Hope Springs Eternal at Hot Springs National Park, Arkansas
Shining Beneath a Layer of Impermanence, Hot Springs National Park

Story of Water Resources at Hot Springs National Park, Arkansas

Turtle talk any better


Local ecosystems evolve naturally to insure water quality.  A water system will suffer if land is developed without having a system for conserving it in place. Building roads and parking lots, cutting down forests, and re-routing water flow and drainage without regard to protecting water both  locally and downstream can have wide-spread effects on its supply, quality, and other characteristics.  Sustainable development and land protection are two strategies adopted in many communities.  For example, in my own community, Legacy Land Conservancy is protecting land vital to our water supply via conservation easements and strategic partnerships.  The water story is much more dramatic at Hot Springs and its telling may provoke further thought to something we often take for granted at home.

The mission of our National Parks is to protect and serve.  National Parks protect what is unique to them. So, Hot Springs National Park protects its unique water.  Water that is very old and doesn't stink. The minerals in it have been carbon-dated at 4,400 years old. (Imagine water falling in Arkansas when the pyramids were being built in Egypt.)  It doesn't stink like other hot springs because the water is heated by a geothermal gradient and not by volcanic magma.

Superior springs cap
  

The former equivalent of the U.S. Dept. of the Interior realized the importance of the springs early, in 1832, when the area around the springs became our nation's first "Reserve".  The water system appeared to be locked down until irony of ironies - truth be told through geology - its source had never been protected.

Geology

Fault
 

The rocks of the Ouachita Mountains were laid down undersea 356 million years ago.  The Zigzag section of them surrounding Hot Springs show the extremes of deformation from the colliding South American and African tectonic plates. Pressures and temperatures were high enough to melt and deform the rock. It folded into faults, some layers appear to be crushed tubes.  Rain and melt water soaked the ground and found its way more than 7,000 feet below the surface by following the cracks and fissures in the rock.  On its long journey back up the water cools to 143 degrees F, gushing out of the hot springs to the tune of 650,000 gallons/day.
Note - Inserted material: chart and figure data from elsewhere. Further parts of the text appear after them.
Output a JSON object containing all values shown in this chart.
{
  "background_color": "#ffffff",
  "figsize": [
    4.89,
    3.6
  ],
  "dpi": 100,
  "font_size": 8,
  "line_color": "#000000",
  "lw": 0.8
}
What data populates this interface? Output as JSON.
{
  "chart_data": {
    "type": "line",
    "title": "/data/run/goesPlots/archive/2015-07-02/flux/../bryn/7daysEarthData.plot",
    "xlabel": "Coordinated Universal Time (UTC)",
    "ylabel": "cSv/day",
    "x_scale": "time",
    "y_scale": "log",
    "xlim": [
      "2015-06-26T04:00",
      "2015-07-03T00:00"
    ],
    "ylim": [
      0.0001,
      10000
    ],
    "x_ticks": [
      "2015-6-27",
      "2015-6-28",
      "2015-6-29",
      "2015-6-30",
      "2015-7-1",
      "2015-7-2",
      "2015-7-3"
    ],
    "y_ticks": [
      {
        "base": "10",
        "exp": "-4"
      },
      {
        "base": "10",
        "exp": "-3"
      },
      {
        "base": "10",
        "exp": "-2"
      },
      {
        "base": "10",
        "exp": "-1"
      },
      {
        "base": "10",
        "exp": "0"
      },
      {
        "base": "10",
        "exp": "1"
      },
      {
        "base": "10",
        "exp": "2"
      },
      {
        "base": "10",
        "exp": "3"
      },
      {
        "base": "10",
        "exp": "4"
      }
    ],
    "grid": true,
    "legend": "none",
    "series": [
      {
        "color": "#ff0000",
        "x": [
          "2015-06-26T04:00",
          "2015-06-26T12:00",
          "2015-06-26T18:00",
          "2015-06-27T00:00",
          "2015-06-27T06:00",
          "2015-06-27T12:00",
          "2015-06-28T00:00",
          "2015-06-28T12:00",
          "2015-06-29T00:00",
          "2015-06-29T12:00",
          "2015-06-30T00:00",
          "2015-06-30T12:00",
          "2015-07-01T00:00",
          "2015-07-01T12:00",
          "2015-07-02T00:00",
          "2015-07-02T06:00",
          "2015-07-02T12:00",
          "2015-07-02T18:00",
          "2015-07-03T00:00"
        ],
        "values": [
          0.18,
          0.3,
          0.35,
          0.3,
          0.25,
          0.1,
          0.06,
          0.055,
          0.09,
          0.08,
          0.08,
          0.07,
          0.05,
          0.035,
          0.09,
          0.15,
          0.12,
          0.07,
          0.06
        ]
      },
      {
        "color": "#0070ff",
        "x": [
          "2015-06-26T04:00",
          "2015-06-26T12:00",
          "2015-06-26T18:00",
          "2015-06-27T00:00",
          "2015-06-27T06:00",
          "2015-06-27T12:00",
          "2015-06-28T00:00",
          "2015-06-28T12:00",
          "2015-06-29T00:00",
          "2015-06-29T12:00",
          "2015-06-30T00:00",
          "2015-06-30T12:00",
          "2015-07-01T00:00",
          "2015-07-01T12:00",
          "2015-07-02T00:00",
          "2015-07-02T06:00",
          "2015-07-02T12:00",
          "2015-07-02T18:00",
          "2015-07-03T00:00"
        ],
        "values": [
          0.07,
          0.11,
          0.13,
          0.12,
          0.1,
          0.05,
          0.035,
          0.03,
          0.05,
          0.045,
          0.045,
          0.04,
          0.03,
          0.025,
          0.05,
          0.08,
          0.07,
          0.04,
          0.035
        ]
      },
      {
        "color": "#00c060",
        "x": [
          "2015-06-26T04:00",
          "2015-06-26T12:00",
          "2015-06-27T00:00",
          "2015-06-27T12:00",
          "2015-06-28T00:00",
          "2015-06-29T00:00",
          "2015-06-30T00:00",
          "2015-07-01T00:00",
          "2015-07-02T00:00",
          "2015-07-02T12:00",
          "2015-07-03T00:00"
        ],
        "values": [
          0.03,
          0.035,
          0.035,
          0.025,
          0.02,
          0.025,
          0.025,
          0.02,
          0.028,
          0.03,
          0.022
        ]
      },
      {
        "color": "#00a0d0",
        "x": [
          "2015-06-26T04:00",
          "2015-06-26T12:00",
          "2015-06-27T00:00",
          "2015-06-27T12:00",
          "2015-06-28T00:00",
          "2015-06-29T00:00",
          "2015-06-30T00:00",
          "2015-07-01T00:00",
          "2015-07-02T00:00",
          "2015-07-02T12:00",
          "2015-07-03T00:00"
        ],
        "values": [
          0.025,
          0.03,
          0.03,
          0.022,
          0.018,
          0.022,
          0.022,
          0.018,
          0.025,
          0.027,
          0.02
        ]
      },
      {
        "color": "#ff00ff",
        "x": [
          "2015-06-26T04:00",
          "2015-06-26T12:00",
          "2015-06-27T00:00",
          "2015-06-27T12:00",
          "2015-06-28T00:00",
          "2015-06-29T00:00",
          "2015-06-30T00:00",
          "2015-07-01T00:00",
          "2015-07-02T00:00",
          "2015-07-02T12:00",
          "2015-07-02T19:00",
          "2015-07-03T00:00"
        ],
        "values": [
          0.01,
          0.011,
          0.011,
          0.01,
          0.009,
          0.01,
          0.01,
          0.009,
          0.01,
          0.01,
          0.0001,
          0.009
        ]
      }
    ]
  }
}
When considering the first paragraph above, about water quality and supply,  one might ask, "Who cares about 4,000 year-old water?"  Well, geologists found that the heated water in the springs travels to the surface through an action similar to a trap in a sink. Water soaking into the ground today pushes the old stuff through the system. The effects of drought and less water soaking the ground during extreme rainfall are immediate.  During one six-month period of drought, the volume of water coming from the springs dropped from 700,000 gallons a day to 600,000 gallons a day.  And the temperature dropped because the water came back up more slowly, allowing it more time to cool.

Indian Mountain stands a few miles away to the east.  A foresting company owned a vast section of it and maintained a healthy forest there.   All this time, the Hot Springs flowed continuously.  Everyone thought the National Park System protected the land surrounding its water supply.  Then, the foresting company sold off some of its land to a developer for constructing a mega church.  During construction a neighboring farmer complained about a significant rise in the temperature of his well water.  Geologists were called to investigate.

No one had realized that the water came from what geologists think today is a five-mile ribbon of ridge on Indian Mountain that had never been protected by the Park Service.  The recharge area, the source of hot springs water, is now known to be at risk from developers and a proposed highway bypass that would greatly impact water flow and drainage.  The Park service simply cannot afford to buy this land at today's prices.   The community realizes how dependent it is on tourism.  The Park is now partnering with conservation groups, working with the road commission, with developers to protect the mountain top, with local zoning boards to disallow water divergence, and with a conservancy to protect land through easements. 

Privet

A far greater threat to the Hot Springs, however, is climate change.  Shedding some light on how Hot Springs water supply is at risk through global warming may shed some light on what we see here at home. In Hot Springs National Park, AR, even in light of climate change, no effect on the overall amount of water is predicted.   Ideally, the perfect weather scenario would be a series of light, ground-soaking rains.   But with an increase in temperatures, there are fewer but heavier rain events with prolonged droughts in between.  Native ground cover suffers and invasive plants creep in.  Dry underbrush is vulnerable to fire.  Invasive vines, like honeysuckle and this privet shrub brought in from Asia, take fire up into the forest canopy and lead to hotter, more intense, and devastating fires.  Water runs off, taking top soils and plant matter that could have have directed the water downward.

When I reviewed this information with a friend, she remarked on how we all are part of a system that is running out of control. Depressing, huh?  Gee, I almost made a painting of those pretty privet shrub blossoms.  After I heard the climate change story, I decided not to celebrate it by painting it.  I certainly won't buy one for my garden, one whose flowers smell so sweet.  I can make myself feel better by telling these stories, turning my thermostat down, driving a little slower, riding my bike and walking more.  Something's better than nothing, right?